Exact double division

Question

Consider the following function:

auto f(double a, double b) -> int
{
  return std::floor(a/b);
}

So I want to compute the largest integer k such that k * b <= a in a mathematical sense. As there could be rounding errors, I am unsure whether the above function really computes this k . I do not worry about the case that k could be out of range. What is the proper way to determine this k for sure?

Answer 1

Division produces a/b, calculated exactly then rounded to a valid double number. If a/b >= n then it cannot be rounded to something less than n. If a/b < n, say 7.9999999999, then it could be rounded to 8 a priori, but you can prove that n is never the nearest floating point number.

Answer 2

The problem is that float division is not exact.

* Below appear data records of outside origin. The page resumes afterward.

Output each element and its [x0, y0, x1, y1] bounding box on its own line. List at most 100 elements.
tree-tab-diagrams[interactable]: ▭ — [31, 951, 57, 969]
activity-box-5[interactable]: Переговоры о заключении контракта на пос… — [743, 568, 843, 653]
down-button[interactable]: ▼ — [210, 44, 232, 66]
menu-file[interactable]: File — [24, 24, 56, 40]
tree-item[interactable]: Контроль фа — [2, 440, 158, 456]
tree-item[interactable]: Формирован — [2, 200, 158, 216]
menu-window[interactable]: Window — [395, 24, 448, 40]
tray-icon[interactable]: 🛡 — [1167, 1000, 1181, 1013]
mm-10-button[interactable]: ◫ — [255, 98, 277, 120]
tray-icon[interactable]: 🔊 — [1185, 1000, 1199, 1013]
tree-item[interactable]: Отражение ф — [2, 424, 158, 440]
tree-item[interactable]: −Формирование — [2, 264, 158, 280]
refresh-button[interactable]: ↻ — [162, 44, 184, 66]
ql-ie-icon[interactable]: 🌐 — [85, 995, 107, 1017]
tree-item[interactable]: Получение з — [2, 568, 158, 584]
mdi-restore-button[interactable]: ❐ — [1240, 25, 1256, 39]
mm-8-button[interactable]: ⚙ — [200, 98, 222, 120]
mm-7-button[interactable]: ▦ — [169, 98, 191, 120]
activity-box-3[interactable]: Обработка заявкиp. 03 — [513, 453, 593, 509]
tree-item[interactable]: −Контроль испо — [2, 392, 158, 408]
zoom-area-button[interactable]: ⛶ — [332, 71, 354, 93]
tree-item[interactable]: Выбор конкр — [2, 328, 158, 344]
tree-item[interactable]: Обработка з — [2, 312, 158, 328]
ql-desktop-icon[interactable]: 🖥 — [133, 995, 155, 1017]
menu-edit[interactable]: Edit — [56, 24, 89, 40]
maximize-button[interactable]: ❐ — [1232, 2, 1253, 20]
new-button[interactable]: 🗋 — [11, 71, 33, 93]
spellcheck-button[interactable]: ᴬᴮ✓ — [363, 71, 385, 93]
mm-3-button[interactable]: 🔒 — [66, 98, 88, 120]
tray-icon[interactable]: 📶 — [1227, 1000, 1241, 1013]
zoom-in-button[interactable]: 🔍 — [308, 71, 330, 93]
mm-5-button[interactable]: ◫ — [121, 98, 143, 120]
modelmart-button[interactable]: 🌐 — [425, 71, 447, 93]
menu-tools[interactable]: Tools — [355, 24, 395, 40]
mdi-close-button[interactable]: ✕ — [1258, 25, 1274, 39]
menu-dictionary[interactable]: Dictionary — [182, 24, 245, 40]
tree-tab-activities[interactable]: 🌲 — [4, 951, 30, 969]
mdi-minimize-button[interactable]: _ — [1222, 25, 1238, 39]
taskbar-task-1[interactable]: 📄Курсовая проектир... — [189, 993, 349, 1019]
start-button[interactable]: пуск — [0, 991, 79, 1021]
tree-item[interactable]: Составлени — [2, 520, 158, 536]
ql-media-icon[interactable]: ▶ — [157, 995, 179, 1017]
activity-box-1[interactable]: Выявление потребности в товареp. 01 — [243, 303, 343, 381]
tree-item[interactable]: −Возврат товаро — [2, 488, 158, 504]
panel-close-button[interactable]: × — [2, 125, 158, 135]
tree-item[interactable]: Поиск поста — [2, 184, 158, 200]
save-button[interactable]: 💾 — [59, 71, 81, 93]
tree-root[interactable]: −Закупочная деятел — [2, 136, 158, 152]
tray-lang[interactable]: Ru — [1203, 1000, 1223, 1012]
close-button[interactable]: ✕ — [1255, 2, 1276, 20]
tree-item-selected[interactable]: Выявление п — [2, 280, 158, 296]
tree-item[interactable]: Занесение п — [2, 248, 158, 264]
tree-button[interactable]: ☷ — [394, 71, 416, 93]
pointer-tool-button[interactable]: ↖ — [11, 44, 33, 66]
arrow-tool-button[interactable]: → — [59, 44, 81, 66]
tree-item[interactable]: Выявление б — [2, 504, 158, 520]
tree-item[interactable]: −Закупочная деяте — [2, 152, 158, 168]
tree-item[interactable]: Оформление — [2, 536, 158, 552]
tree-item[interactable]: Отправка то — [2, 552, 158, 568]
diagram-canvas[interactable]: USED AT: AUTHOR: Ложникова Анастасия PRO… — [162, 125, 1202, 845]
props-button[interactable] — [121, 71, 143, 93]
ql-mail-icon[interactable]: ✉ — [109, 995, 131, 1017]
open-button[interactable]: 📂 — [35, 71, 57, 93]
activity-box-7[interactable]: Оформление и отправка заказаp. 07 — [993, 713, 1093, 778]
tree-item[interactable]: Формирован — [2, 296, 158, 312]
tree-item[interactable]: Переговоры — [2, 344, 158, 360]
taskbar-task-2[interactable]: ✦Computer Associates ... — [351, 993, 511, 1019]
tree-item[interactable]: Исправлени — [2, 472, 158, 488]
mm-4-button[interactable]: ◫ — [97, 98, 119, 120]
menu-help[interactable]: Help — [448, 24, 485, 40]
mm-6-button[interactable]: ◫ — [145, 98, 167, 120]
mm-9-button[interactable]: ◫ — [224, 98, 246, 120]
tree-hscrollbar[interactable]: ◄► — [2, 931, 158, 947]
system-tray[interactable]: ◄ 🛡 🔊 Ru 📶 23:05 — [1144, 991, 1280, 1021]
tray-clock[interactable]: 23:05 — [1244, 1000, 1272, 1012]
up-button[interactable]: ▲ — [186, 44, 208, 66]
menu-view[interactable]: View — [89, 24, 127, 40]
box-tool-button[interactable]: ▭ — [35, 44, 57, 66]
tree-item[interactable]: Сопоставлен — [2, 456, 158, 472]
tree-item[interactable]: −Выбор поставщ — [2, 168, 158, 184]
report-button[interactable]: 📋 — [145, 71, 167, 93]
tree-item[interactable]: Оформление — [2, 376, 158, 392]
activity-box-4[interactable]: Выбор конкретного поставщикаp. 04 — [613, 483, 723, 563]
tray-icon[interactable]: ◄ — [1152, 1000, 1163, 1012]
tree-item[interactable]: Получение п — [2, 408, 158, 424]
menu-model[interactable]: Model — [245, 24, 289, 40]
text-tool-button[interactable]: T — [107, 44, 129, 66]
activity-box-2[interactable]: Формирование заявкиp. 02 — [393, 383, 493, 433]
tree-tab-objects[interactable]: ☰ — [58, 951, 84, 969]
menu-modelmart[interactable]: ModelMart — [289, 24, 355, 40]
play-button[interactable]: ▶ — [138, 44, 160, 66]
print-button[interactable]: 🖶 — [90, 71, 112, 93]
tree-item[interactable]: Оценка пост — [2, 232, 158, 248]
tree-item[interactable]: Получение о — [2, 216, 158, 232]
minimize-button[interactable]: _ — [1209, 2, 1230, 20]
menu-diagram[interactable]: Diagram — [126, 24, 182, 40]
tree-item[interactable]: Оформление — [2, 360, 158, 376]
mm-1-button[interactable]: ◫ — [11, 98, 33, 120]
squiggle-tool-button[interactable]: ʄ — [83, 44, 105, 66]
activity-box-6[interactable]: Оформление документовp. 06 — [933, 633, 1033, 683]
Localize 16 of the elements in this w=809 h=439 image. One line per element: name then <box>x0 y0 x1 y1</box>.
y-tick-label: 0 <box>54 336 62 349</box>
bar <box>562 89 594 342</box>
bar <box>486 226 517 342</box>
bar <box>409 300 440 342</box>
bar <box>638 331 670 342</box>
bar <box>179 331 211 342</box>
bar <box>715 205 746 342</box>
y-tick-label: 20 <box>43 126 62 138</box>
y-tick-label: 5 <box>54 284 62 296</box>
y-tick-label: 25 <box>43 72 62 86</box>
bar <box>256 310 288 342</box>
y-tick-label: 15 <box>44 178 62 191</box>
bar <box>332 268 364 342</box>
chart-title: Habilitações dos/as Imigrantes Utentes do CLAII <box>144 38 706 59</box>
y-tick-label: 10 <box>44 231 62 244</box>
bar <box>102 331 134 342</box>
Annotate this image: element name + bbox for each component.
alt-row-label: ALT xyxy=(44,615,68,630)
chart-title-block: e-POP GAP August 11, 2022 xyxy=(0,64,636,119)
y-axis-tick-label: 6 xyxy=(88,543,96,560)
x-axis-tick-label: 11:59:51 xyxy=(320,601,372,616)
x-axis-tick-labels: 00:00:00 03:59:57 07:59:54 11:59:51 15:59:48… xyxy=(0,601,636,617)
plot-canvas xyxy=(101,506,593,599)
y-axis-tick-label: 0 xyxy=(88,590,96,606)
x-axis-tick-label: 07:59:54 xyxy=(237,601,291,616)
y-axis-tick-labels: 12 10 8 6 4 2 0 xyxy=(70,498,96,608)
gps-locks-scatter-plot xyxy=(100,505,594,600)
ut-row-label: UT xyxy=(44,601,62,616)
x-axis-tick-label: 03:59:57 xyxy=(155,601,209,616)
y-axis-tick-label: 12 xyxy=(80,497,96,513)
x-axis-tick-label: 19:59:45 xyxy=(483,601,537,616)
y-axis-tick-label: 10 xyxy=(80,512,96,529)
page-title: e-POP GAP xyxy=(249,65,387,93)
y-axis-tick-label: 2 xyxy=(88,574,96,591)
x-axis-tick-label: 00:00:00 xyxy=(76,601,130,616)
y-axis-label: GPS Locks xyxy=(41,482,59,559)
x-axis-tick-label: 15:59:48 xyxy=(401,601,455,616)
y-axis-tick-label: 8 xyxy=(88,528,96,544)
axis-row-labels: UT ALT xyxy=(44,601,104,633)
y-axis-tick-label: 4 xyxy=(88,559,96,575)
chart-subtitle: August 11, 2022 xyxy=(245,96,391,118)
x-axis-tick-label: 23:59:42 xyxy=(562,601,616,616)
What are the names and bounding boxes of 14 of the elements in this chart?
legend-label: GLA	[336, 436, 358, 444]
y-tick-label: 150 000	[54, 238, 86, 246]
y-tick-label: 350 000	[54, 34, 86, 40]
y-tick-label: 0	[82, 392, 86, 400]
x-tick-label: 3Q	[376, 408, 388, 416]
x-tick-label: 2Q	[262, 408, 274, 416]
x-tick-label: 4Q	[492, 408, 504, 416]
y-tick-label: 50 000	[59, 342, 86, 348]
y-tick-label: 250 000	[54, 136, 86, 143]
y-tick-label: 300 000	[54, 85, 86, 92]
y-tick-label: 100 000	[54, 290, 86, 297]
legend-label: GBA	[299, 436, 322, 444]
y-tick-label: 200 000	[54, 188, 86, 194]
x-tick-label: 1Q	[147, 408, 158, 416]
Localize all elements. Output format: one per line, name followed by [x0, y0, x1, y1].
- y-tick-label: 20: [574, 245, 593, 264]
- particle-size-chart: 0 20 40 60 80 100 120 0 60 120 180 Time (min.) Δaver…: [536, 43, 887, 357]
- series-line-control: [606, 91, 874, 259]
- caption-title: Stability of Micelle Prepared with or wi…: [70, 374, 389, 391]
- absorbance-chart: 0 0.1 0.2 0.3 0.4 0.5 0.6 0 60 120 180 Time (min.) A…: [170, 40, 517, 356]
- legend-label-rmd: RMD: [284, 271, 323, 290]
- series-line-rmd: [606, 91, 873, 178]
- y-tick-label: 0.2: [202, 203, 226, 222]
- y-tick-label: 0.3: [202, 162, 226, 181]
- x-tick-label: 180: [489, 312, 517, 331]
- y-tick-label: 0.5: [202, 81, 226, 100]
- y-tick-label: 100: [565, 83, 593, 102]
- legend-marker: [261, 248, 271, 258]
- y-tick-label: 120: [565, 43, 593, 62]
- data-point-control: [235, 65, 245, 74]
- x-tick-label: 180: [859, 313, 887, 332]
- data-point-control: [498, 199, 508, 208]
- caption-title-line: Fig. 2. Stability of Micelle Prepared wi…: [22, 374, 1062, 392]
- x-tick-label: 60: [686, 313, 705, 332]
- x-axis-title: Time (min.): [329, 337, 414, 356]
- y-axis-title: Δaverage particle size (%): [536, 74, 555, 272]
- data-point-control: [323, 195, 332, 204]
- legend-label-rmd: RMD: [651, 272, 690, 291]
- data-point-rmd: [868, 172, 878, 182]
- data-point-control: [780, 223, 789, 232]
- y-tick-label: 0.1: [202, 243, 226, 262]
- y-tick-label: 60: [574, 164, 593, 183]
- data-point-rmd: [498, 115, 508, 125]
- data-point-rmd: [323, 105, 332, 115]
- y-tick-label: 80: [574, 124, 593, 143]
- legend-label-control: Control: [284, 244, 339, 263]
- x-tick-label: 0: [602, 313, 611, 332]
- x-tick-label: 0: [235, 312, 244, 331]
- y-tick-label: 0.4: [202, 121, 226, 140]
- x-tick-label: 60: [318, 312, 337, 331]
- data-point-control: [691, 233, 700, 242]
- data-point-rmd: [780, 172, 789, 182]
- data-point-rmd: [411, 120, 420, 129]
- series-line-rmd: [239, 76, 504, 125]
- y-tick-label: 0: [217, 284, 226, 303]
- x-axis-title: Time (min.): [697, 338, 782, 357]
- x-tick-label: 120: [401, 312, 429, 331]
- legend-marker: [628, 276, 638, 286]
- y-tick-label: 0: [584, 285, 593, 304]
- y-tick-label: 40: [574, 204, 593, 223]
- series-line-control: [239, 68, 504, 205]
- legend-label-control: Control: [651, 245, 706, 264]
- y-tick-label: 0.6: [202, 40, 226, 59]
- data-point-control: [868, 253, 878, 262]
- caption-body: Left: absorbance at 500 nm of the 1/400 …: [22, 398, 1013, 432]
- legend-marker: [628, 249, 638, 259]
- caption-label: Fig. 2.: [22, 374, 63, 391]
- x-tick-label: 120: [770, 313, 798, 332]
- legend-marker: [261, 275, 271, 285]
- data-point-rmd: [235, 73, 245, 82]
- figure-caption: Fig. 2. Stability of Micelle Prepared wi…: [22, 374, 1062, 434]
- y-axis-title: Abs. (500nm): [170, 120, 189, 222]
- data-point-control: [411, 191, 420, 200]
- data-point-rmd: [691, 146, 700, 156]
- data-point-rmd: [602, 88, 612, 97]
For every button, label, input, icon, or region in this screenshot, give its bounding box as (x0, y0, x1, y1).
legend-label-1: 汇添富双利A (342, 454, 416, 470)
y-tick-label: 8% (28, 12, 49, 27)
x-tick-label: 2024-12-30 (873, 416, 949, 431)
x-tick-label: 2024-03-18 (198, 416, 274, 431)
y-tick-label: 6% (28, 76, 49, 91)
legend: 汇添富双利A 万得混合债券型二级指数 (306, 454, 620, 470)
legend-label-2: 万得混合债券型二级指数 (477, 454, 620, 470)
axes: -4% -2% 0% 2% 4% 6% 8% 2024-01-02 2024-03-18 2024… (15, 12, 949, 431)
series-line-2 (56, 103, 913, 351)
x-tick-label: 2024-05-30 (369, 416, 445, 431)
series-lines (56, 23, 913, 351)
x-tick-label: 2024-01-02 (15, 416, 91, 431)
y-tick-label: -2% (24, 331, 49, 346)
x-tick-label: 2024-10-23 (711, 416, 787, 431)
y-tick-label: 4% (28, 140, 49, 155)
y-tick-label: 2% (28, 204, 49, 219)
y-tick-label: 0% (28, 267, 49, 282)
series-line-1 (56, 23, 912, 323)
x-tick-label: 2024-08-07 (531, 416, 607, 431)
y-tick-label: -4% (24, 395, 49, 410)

a/b can give 1.9999 instead of 2 , and std::floor can then give 1 .

One simple solution is to add a small value prior calling std::floor :

std::floor (a/b + 1.0e-10);

Result:

result = 10 while 11 was expected
With eps added, result = 11

Test code:

#include <iostream>
#include <cmath>

int main () {
    double b = atan (1.0);
    int x = 11;
    double a = x * b;
    int y = std::floor (a/b);
    std::cout << "result = " << y << " while " << x << " was expected\n";
    
    double eps = 1.0e-10;
    int z = std::floor (a/b + eps);
    std::cout << "With eps added, result = " << z << "\n";
    
    return 0;
}